This recipe will make 15 cups
Directions:
- In a mixing bowl, add the cubed tofu and all marinade ingredients and mix well.
- Cover and refrigerate for at least 3 hours, preferably overnight.
- Heat a small amount of oil or butter in a large pan over medium-high heat
- Add diced onions and fresh ginger, along with a pinch of salt. Sauté, stirring frequently, until golden brown (about 5 minutes)
- Stir in minced garlic and paprika, sautéing for another minute until fragrant
- In a separate bowl, mix all the remaining sauce spices, then add them to the pan
- Pour in tomato passata (or tomato sauce) and water, stirring well
- Bring the sauce to a simmer and cook on low heat for about 15 minutes
- After the sauce has simmered, stir in the cream (or oat milk) and sugar; blend for a smoother texture
- In a separate pan, cook the marinated tofu over high heat until it is slightly browned. Remove from the heat and set aside
- Add the tofu to the sauce and simmer until the sauce thickens
- Add the peas and stir until full incorporated
- Add parchment paper to your trays. Distribute the masala evenly across the trays
- Place dividers (if you choose). We like 10 portions for this recipe
- Pre Freeze when possible
- Freeze dry (my cycle time was 35 hours)
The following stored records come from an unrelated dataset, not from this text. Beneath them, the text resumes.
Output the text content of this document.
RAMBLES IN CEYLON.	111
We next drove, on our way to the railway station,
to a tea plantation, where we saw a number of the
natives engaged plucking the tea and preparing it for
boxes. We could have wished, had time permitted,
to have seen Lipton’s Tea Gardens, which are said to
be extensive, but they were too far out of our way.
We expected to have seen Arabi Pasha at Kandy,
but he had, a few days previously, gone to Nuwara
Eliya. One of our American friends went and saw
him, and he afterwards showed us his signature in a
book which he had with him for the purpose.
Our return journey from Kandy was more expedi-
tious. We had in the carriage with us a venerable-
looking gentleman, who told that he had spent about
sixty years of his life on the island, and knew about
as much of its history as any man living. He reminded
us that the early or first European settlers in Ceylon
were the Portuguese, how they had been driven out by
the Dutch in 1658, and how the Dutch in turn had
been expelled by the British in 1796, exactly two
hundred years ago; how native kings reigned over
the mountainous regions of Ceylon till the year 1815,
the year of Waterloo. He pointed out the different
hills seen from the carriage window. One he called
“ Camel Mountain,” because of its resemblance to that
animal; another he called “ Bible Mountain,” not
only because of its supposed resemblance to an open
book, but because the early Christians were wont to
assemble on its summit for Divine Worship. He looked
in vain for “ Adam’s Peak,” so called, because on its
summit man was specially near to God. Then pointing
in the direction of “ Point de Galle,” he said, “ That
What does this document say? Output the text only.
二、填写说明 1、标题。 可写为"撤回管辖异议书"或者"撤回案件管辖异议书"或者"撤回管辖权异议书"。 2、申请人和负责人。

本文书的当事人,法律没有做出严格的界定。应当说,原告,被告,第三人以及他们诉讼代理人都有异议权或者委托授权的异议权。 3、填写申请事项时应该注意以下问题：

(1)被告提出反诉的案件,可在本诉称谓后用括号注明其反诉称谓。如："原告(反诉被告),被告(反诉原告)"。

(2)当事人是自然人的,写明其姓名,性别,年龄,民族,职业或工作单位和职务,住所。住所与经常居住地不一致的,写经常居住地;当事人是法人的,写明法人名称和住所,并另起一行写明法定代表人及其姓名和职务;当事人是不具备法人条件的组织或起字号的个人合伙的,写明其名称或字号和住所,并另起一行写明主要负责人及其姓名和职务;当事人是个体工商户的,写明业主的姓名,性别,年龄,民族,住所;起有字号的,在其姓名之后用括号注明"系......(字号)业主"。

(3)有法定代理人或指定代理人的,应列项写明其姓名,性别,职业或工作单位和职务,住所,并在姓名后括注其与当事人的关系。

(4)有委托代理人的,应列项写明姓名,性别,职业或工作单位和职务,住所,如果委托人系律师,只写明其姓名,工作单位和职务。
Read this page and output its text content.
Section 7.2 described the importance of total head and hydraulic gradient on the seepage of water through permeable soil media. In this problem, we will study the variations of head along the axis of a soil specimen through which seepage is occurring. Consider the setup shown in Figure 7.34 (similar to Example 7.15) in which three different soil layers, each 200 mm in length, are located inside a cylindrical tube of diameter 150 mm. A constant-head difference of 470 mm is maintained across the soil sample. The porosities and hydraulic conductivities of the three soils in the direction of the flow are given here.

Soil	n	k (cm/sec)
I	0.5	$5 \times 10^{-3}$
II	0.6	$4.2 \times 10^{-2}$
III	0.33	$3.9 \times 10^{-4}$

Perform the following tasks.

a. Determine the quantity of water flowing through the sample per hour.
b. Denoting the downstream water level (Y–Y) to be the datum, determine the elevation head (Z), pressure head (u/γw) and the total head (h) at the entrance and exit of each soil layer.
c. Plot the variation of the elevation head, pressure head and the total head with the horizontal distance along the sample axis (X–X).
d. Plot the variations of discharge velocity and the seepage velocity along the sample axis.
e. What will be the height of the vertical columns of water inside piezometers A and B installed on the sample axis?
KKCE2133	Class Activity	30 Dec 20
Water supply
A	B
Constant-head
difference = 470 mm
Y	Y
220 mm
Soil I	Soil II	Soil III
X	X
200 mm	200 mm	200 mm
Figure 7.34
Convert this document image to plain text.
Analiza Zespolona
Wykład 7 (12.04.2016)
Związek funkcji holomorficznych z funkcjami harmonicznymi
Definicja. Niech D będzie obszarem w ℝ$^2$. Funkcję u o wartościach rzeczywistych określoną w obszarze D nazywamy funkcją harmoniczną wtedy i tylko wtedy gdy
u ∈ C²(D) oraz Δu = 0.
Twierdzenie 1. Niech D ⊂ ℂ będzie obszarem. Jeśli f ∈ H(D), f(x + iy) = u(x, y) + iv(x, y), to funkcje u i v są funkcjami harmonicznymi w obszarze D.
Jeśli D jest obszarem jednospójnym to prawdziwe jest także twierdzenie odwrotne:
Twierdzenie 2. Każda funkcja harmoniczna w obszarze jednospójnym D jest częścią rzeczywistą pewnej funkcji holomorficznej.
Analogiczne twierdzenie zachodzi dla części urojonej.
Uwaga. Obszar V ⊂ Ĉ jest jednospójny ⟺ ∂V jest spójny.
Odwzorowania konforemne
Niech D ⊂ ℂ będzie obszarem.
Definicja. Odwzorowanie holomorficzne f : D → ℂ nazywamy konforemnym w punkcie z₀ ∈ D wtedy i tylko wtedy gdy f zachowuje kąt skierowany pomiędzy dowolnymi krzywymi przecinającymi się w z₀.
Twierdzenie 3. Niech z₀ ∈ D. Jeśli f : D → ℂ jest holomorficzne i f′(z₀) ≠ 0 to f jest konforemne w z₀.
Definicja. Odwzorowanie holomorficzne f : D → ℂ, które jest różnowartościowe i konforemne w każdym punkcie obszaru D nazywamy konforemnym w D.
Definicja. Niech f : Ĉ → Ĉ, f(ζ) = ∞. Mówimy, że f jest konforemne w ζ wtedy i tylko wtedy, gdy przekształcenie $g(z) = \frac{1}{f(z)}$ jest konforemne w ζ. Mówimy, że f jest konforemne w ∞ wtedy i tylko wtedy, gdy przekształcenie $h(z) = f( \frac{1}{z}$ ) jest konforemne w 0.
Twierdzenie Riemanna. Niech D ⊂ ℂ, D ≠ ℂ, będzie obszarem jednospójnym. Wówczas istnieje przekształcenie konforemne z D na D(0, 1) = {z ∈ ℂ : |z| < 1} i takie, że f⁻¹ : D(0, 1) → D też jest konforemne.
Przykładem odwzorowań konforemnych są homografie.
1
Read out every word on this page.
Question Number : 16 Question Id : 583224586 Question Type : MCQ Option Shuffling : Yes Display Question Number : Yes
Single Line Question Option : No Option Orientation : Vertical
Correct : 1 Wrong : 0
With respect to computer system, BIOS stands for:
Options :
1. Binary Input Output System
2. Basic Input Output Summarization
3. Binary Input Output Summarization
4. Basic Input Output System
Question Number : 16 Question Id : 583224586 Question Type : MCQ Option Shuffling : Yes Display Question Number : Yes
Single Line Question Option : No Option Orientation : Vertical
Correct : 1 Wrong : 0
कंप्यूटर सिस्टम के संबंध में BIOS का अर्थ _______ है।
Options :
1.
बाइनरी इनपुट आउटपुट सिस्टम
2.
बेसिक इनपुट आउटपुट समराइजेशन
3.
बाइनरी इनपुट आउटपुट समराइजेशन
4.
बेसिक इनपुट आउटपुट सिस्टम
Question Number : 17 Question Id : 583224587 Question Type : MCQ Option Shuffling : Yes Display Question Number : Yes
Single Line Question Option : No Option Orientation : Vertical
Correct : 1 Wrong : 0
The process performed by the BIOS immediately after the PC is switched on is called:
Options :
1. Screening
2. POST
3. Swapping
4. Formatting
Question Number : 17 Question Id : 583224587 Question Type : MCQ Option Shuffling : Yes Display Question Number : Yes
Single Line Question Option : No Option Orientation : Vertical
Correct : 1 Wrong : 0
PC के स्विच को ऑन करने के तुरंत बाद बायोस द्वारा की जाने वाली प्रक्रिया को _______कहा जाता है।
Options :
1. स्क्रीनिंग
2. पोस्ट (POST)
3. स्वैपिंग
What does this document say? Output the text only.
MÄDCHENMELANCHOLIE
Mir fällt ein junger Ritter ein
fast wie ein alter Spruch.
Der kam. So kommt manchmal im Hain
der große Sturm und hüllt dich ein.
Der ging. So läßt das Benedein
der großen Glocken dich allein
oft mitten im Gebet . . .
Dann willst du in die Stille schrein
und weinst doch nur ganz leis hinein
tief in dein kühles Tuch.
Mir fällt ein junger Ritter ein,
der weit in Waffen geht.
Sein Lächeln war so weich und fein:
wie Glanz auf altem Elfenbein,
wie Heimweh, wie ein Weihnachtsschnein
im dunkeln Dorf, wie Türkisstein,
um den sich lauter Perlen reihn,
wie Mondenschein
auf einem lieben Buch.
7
- Store in jars for short-term use or in mylar bags for long-term storage
Rehydration:
Add ¾ cup hot water to 2 divider portions or about 1 ½ cups of freeze-dried tikka masala. Stir and cover for about 5 minutes. Enjoy
Nutritional Value Per 1 ½ cup serving pre-freeze-dried without rice
Calories: 160 Protein: 5 g Fat: 4 g Carbohydrates: 25 g Sugar: 9 g Fiber: 1 g
Cycle times & rehydration for reference only. Your results may vary.